La France peut ainsi impunément s’attaquer, poursuivre, s’acharner sur ses minorités bretonnes, basques ou corses ou sur les gilets jaunes. Ceux-ci ne sont les minorités d’aucun puissant peuple, d’aucune puissante nation qui pourrait souhaiter les venger ou simplement les défendre ou prendre fait et cause pour eux. La majorité ukrainienne croyait certainement qu’elle pouvait faire la guerre, déporter sa minorité slave, comme ses voisins européens l’avaient fait avec leurs propres minorités inassimilables, sans risquer d’intervention militaire de son grand voisin russe. À tord. Les démocraties occidentales sont construites sur la négation de l’existence de minorité, pour lesquelles l’Etat démocratique propose l’assimilation, la disparition ou la prison pour ceux qui choisissent de se révolter.
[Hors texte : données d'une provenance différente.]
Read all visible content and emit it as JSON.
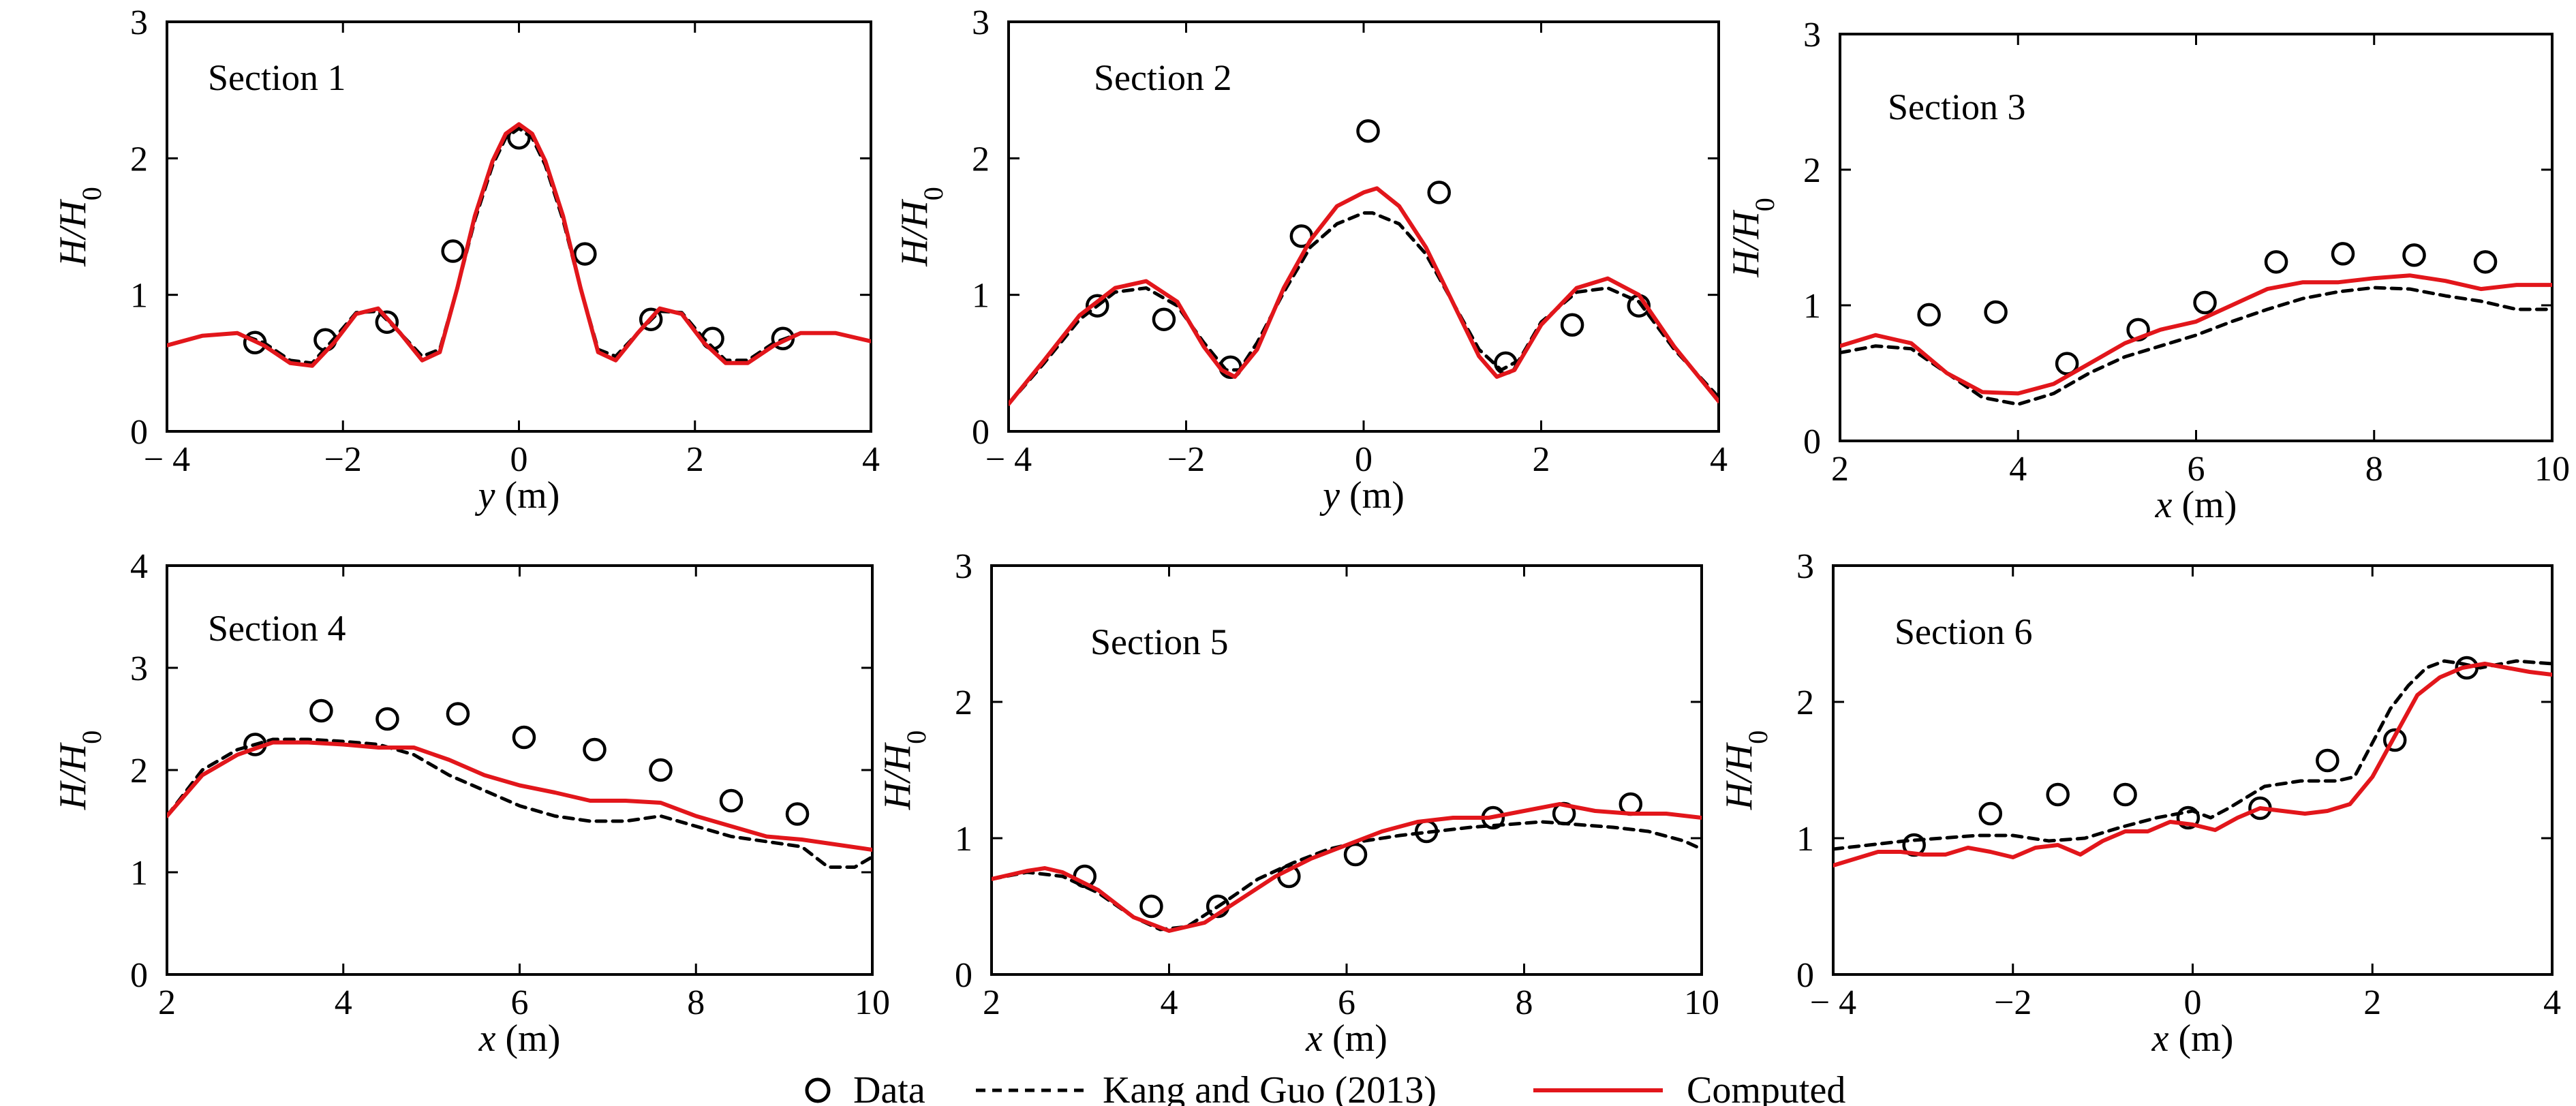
{
  "figure": {
    "colors": {
      "data": "#000000",
      "kang": "#000000",
      "computed": "#e2161b"
    },
    "legend": {
      "placement": "bottom-center",
      "data_label": "Data",
      "kang_label": "Kang and Guo (2013)",
      "computed_label": "Computed"
    }
  },
  "chart_data": [
    {
      "type": "line",
      "title": "Section 1",
      "xlabel_var": "y",
      "xlabel_unit": " (m)",
      "ylabel_var": "H/H",
      "ylabel_sub": "0",
      "xlim": [
        -4,
        4
      ],
      "ylim": [
        0,
        3
      ],
      "xticks": [
        -4,
        -2,
        0,
        2,
        4
      ],
      "xtick_labels": [
        "− 4",
        "−2",
        "0",
        "2",
        "4"
      ],
      "yticks": [
        0,
        1,
        2,
        3
      ],
      "ytick_labels": [
        "0",
        "1",
        "2",
        "3"
      ],
      "series": [
        {
          "name": "Data",
          "style": "markers",
          "x": [
            -3.0,
            -2.2,
            -1.5,
            -0.75,
            0.0,
            0.75,
            1.5,
            2.2,
            3.0
          ],
          "y": [
            0.65,
            0.67,
            0.8,
            1.32,
            2.15,
            1.3,
            0.82,
            0.68,
            0.68
          ]
        },
        {
          "name": "Kang and Guo (2013)",
          "style": "dashed",
          "x": [
            -4,
            -3.6,
            -3.2,
            -2.9,
            -2.6,
            -2.35,
            -2.1,
            -1.85,
            -1.6,
            -1.35,
            -1.1,
            -0.9,
            -0.7,
            -0.5,
            -0.3,
            -0.15,
            0.0,
            0.15,
            0.3,
            0.5,
            0.7,
            0.9,
            1.1,
            1.35,
            1.6,
            1.85,
            2.1,
            2.35,
            2.6,
            2.9,
            3.2,
            3.6,
            4
          ],
          "y": [
            0.63,
            0.7,
            0.72,
            0.65,
            0.52,
            0.5,
            0.68,
            0.87,
            0.88,
            0.72,
            0.55,
            0.6,
            1.05,
            1.55,
            1.95,
            2.15,
            2.22,
            2.15,
            1.95,
            1.55,
            1.05,
            0.6,
            0.55,
            0.72,
            0.88,
            0.87,
            0.68,
            0.52,
            0.52,
            0.65,
            0.72,
            0.72,
            0.66
          ]
        },
        {
          "name": "Computed",
          "style": "solid",
          "x": [
            -4,
            -3.6,
            -3.2,
            -2.9,
            -2.6,
            -2.35,
            -2.1,
            -1.85,
            -1.6,
            -1.35,
            -1.1,
            -0.9,
            -0.7,
            -0.5,
            -0.3,
            -0.15,
            0.0,
            0.15,
            0.3,
            0.5,
            0.7,
            0.9,
            1.1,
            1.35,
            1.6,
            1.85,
            2.1,
            2.35,
            2.6,
            2.9,
            3.2,
            3.6,
            4
          ],
          "y": [
            0.63,
            0.7,
            0.72,
            0.63,
            0.5,
            0.48,
            0.65,
            0.86,
            0.9,
            0.72,
            0.52,
            0.58,
            1.05,
            1.58,
            1.98,
            2.18,
            2.25,
            2.18,
            1.98,
            1.58,
            1.05,
            0.58,
            0.52,
            0.72,
            0.9,
            0.86,
            0.65,
            0.5,
            0.5,
            0.63,
            0.72,
            0.72,
            0.66
          ]
        }
      ]
    },
    {
      "type": "line",
      "title": "Section 2",
      "xlabel_var": "y",
      "xlabel_unit": " (m)",
      "ylabel_var": "H/H",
      "ylabel_sub": "0",
      "xlim": [
        -4,
        4
      ],
      "ylim": [
        0,
        3
      ],
      "xticks": [
        -4,
        -2,
        0,
        2,
        4
      ],
      "xtick_labels": [
        "− 4",
        "−2",
        "0",
        "2",
        "4"
      ],
      "yticks": [
        0,
        1,
        2,
        3
      ],
      "ytick_labels": [
        "0",
        "1",
        "2",
        "3"
      ],
      "series": [
        {
          "name": "Data",
          "style": "markers",
          "x": [
            -3.0,
            -2.25,
            -1.5,
            -0.7,
            0.05,
            0.85,
            1.6,
            2.35,
            3.1
          ],
          "y": [
            0.92,
            0.82,
            0.47,
            1.43,
            2.2,
            1.75,
            0.5,
            0.78,
            0.92
          ]
        },
        {
          "name": "Kang and Guo (2013)",
          "style": "dashed",
          "x": [
            -4,
            -3.6,
            -3.2,
            -2.8,
            -2.45,
            -2.1,
            -1.8,
            -1.55,
            -1.4,
            -1.2,
            -0.9,
            -0.6,
            -0.3,
            0.0,
            0.1,
            0.4,
            0.7,
            1.0,
            1.3,
            1.55,
            1.75,
            2.0,
            2.4,
            2.75,
            3.1,
            3.5,
            4
          ],
          "y": [
            0.2,
            0.5,
            0.82,
            1.02,
            1.05,
            0.92,
            0.65,
            0.45,
            0.45,
            0.65,
            1.02,
            1.35,
            1.52,
            1.6,
            1.6,
            1.52,
            1.3,
            0.95,
            0.6,
            0.45,
            0.52,
            0.8,
            1.02,
            1.05,
            0.95,
            0.6,
            0.25
          ]
        },
        {
          "name": "Computed",
          "style": "solid",
          "x": [
            -4,
            -3.6,
            -3.2,
            -2.8,
            -2.45,
            -2.1,
            -1.8,
            -1.6,
            -1.45,
            -1.2,
            -0.9,
            -0.6,
            -0.3,
            0.0,
            0.15,
            0.4,
            0.7,
            1.0,
            1.3,
            1.5,
            1.7,
            2.0,
            2.4,
            2.75,
            3.1,
            3.5,
            4
          ],
          "y": [
            0.2,
            0.52,
            0.85,
            1.05,
            1.1,
            0.95,
            0.62,
            0.45,
            0.4,
            0.6,
            1.05,
            1.4,
            1.65,
            1.75,
            1.78,
            1.65,
            1.35,
            0.95,
            0.55,
            0.4,
            0.45,
            0.78,
            1.05,
            1.12,
            1.0,
            0.62,
            0.22
          ]
        }
      ]
    },
    {
      "type": "line",
      "title": "Section 3",
      "xlabel_var": "x",
      "xlabel_unit": " (m)",
      "ylabel_var": "H/H",
      "ylabel_sub": "0",
      "xlim": [
        2,
        10
      ],
      "ylim": [
        0,
        3
      ],
      "xticks": [
        2,
        4,
        6,
        8,
        10
      ],
      "xtick_labels": [
        "2",
        "4",
        "6",
        "8",
        "10"
      ],
      "yticks": [
        0,
        1,
        2,
        3
      ],
      "ytick_labels": [
        "0",
        "1",
        "2",
        "3"
      ],
      "series": [
        {
          "name": "Data",
          "style": "markers",
          "x": [
            3.0,
            3.75,
            4.55,
            5.35,
            6.1,
            6.9,
            7.65,
            8.45,
            9.25
          ],
          "y": [
            0.93,
            0.95,
            0.57,
            0.82,
            1.02,
            1.32,
            1.38,
            1.37,
            1.32
          ]
        },
        {
          "name": "Kang and Guo (2013)",
          "style": "dashed",
          "x": [
            2.0,
            2.4,
            2.8,
            3.2,
            3.6,
            4.0,
            4.4,
            4.8,
            5.2,
            5.6,
            6.0,
            6.4,
            6.8,
            7.2,
            7.6,
            8.0,
            8.4,
            8.8,
            9.2,
            9.6,
            10.0
          ],
          "y": [
            0.65,
            0.7,
            0.68,
            0.5,
            0.32,
            0.27,
            0.35,
            0.5,
            0.62,
            0.7,
            0.78,
            0.88,
            0.97,
            1.05,
            1.1,
            1.13,
            1.12,
            1.07,
            1.03,
            0.97,
            0.97
          ]
        },
        {
          "name": "Computed",
          "style": "solid",
          "x": [
            2.0,
            2.4,
            2.8,
            3.2,
            3.6,
            4.0,
            4.4,
            4.8,
            5.2,
            5.6,
            6.0,
            6.4,
            6.8,
            7.2,
            7.6,
            8.0,
            8.4,
            8.8,
            9.2,
            9.6,
            10.0
          ],
          "y": [
            0.7,
            0.78,
            0.72,
            0.5,
            0.36,
            0.35,
            0.42,
            0.57,
            0.72,
            0.82,
            0.88,
            1.0,
            1.12,
            1.17,
            1.17,
            1.2,
            1.22,
            1.18,
            1.12,
            1.15,
            1.15
          ]
        }
      ]
    },
    {
      "type": "line",
      "title": "Section 4",
      "xlabel_var": "x",
      "xlabel_unit": " (m)",
      "ylabel_var": "H/H",
      "ylabel_sub": "0",
      "xlim": [
        2,
        10
      ],
      "ylim": [
        0,
        4
      ],
      "xticks": [
        2,
        4,
        6,
        8,
        10
      ],
      "xtick_labels": [
        "2",
        "4",
        "6",
        "8",
        "10"
      ],
      "yticks": [
        0,
        1,
        2,
        3,
        4
      ],
      "ytick_labels": [
        "0",
        "1",
        "2",
        "3",
        "4"
      ],
      "series": [
        {
          "name": "Data",
          "style": "markers",
          "x": [
            3.0,
            3.75,
            4.5,
            5.3,
            6.05,
            6.85,
            7.6,
            8.4,
            9.15
          ],
          "y": [
            2.25,
            2.58,
            2.5,
            2.55,
            2.32,
            2.2,
            2.0,
            1.7,
            1.57
          ]
        },
        {
          "name": "Kang and Guo (2013)",
          "style": "dashed",
          "x": [
            2.0,
            2.4,
            2.8,
            3.2,
            3.6,
            4.0,
            4.4,
            4.8,
            5.2,
            5.6,
            6.0,
            6.4,
            6.8,
            7.2,
            7.6,
            8.0,
            8.4,
            8.8,
            9.2,
            9.5,
            9.8,
            10.0
          ],
          "y": [
            1.55,
            2.0,
            2.2,
            2.3,
            2.3,
            2.28,
            2.25,
            2.15,
            1.95,
            1.8,
            1.65,
            1.55,
            1.5,
            1.5,
            1.55,
            1.45,
            1.35,
            1.3,
            1.25,
            1.05,
            1.05,
            1.15
          ]
        },
        {
          "name": "Computed",
          "style": "solid",
          "x": [
            2.0,
            2.4,
            2.8,
            3.2,
            3.6,
            4.0,
            4.4,
            4.8,
            5.2,
            5.6,
            6.0,
            6.4,
            6.8,
            7.2,
            7.6,
            8.0,
            8.4,
            8.8,
            9.2,
            9.6,
            10.0
          ],
          "y": [
            1.55,
            1.95,
            2.15,
            2.27,
            2.27,
            2.25,
            2.22,
            2.22,
            2.1,
            1.95,
            1.85,
            1.78,
            1.7,
            1.7,
            1.68,
            1.55,
            1.45,
            1.35,
            1.32,
            1.27,
            1.22
          ]
        }
      ]
    },
    {
      "type": "line",
      "title": "Section 5",
      "xlabel_var": "x",
      "xlabel_unit": " (m)",
      "ylabel_var": "H/H",
      "ylabel_sub": "0",
      "xlim": [
        2,
        10
      ],
      "ylim": [
        0,
        3
      ],
      "xticks": [
        2,
        4,
        6,
        8,
        10
      ],
      "xtick_labels": [
        "2",
        "4",
        "6",
        "8",
        "10"
      ],
      "yticks": [
        0,
        1,
        2,
        3
      ],
      "ytick_labels": [
        "0",
        "1",
        "2",
        "3"
      ],
      "series": [
        {
          "name": "Data",
          "style": "markers",
          "x": [
            3.05,
            3.8,
            4.55,
            5.35,
            6.1,
            6.9,
            7.65,
            8.45,
            9.2
          ],
          "y": [
            0.72,
            0.5,
            0.5,
            0.72,
            0.88,
            1.05,
            1.15,
            1.18,
            1.25
          ]
        },
        {
          "name": "Kang and Guo (2013)",
          "style": "dashed",
          "x": [
            2.0,
            2.4,
            2.8,
            3.2,
            3.6,
            3.9,
            4.2,
            4.6,
            5.0,
            5.4,
            5.8,
            6.2,
            6.6,
            7.0,
            7.4,
            7.8,
            8.2,
            8.6,
            9.0,
            9.4,
            9.8,
            10.0
          ],
          "y": [
            0.7,
            0.75,
            0.72,
            0.6,
            0.42,
            0.33,
            0.35,
            0.52,
            0.7,
            0.82,
            0.92,
            0.98,
            1.02,
            1.05,
            1.08,
            1.1,
            1.12,
            1.1,
            1.08,
            1.05,
            0.98,
            0.92
          ]
        },
        {
          "name": "Computed",
          "style": "solid",
          "x": [
            2.0,
            2.4,
            2.6,
            2.8,
            3.2,
            3.6,
            4.0,
            4.4,
            4.8,
            5.2,
            5.6,
            6.0,
            6.4,
            6.8,
            7.2,
            7.6,
            8.0,
            8.4,
            8.8,
            9.2,
            9.6,
            10.0
          ],
          "y": [
            0.7,
            0.76,
            0.78,
            0.75,
            0.62,
            0.42,
            0.32,
            0.38,
            0.55,
            0.72,
            0.85,
            0.95,
            1.05,
            1.12,
            1.15,
            1.15,
            1.2,
            1.25,
            1.2,
            1.18,
            1.18,
            1.15
          ]
        }
      ]
    },
    {
      "type": "line",
      "title": "Section 6",
      "xlabel_var": "x",
      "xlabel_unit": " (m)",
      "ylabel_var": "H/H",
      "ylabel_sub": "0",
      "xlim": [
        -4,
        4
      ],
      "ylim": [
        0,
        3
      ],
      "xticks": [
        -4,
        -2,
        0,
        2,
        4
      ],
      "xtick_labels": [
        "− 4",
        "−2",
        "0",
        "2",
        "4"
      ],
      "yticks": [
        0,
        1,
        2,
        3
      ],
      "ytick_labels": [
        "0",
        "1",
        "2",
        "3"
      ],
      "series": [
        {
          "name": "Data",
          "style": "markers",
          "x": [
            -3.1,
            -2.25,
            -1.5,
            -0.75,
            -0.05,
            0.75,
            1.5,
            2.25,
            3.05
          ],
          "y": [
            0.95,
            1.18,
            1.32,
            1.32,
            1.15,
            1.22,
            1.57,
            1.72,
            2.25
          ]
        },
        {
          "name": "Kang and Guo (2013)",
          "style": "dashed",
          "x": [
            -4.0,
            -3.6,
            -3.2,
            -2.8,
            -2.4,
            -2.0,
            -1.6,
            -1.2,
            -0.8,
            -0.4,
            0.0,
            0.2,
            0.4,
            0.8,
            1.2,
            1.6,
            1.8,
            2.0,
            2.2,
            2.4,
            2.6,
            2.8,
            3.0,
            3.2,
            3.6,
            4.0
          ],
          "y": [
            0.92,
            0.95,
            0.98,
            1.0,
            1.02,
            1.02,
            0.98,
            1.0,
            1.08,
            1.15,
            1.2,
            1.15,
            1.22,
            1.38,
            1.42,
            1.42,
            1.45,
            1.7,
            1.95,
            2.12,
            2.25,
            2.3,
            2.28,
            2.25,
            2.3,
            2.28
          ]
        },
        {
          "name": "Computed",
          "style": "solid",
          "x": [
            -4.0,
            -3.75,
            -3.5,
            -3.25,
            -3.0,
            -2.75,
            -2.5,
            -2.25,
            -2.0,
            -1.75,
            -1.5,
            -1.25,
            -1.0,
            -0.75,
            -0.5,
            -0.25,
            0.0,
            0.25,
            0.5,
            0.75,
            1.0,
            1.25,
            1.5,
            1.75,
            2.0,
            2.25,
            2.5,
            2.75,
            3.0,
            3.25,
            3.5,
            3.75,
            4.0
          ],
          "y": [
            0.8,
            0.85,
            0.9,
            0.9,
            0.88,
            0.88,
            0.93,
            0.9,
            0.86,
            0.93,
            0.95,
            0.88,
            0.98,
            1.05,
            1.05,
            1.12,
            1.1,
            1.06,
            1.15,
            1.22,
            1.2,
            1.18,
            1.2,
            1.25,
            1.45,
            1.75,
            2.05,
            2.18,
            2.25,
            2.28,
            2.25,
            2.22,
            2.2
          ]
        }
      ]
    }
  ]
}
Belle démocratie !

 

Ce même numéro de ‘Philosophie magazine’ revient également dans un autre article sur une définition des notions de ‘jus ad bellum’ et de ‘jus in bello’, c’est à dire sur le droit de faire la guerre et sur le droit de la guerre.

 
https://www.quidjustitiae.ca/fr/blogue/Jus_ad_Bellum_et_Jus_in_Bello

 

Le ‘jus ad bellum’ couvre ainsi la légalité d’un recours à la force, selon trois principes ou trois justifications pour l’Organisation des Nations Unies. Le troisième principe concerne ainsi justement le droit d’intervenir pour mettre fin à un massacre ou à des attaques visant un peuple par un État. C’est ce principe qui fut invoqué pour cautionner l’intervention de la communauté internationale en Libye, comme le rappelle M. Serge Sur. C’est le motif invoqué par la Russie pour cautionner son intervention spéciale en Ukraine. Et cela a certainement été invoqué aussi par l’Allemagne nazie en 1938-1939 pour envahir la Tchécoslovaquie ou la Pologne. 

 

https://www.philomag.com/articles/serge-sur-le-droit-humanitaire-devrait-etre-grave-dans-la-tete-des-soldats

  

Il est intéressant de constater que ce droit invoqué par la Russie n’est reconnu par nul observateur démocrate ou occidental ! Ni même dans cette revue philosophique. 

 

4) De la même manière, il y a une divergence de points de vue des médias occidentaux démocrates sur les formes de résistance que l’on peut conduire en Russie et en Ukraine. Ainsi, M. Martin Legros écrit que l’Ukraine veille «à ne pas s’inscrire, à mesure que la Russie multiplie les crimes de guerre, dans la loi du talion», ce qui n’empêche pas cette même Ukraine de poursuivre, juger, condamner, exécuter les ukrainiens et les ukrainiennes qui ont supposément collaboré avec l’armée russe, qui ont couché avec des soldats russes, qui les auraient aider, guider. Probablement à les exécuter sauvagement. Et tout ceci avec le bienveillant aveuglement des médias occidentaux. Ceux qui fuit la conscription sont des traîtres à l’effort de guerre. Les snipers ou les pilotes de drones qui exécutent des soldats russes sont les héros. Par contre, en Russie, ces mêmes médias occidentaux encensent ceux qui militent contre la guerre, refusent la conscription ou meurent en prison. C’est comme si la France était elle-même en guerre contre la Russie. Nul recul possible sur cet affrontement, nulle possibilité de débat, comme pour la position sur Israël. 
 
Ce n’est pas cela selon moi la philosophie.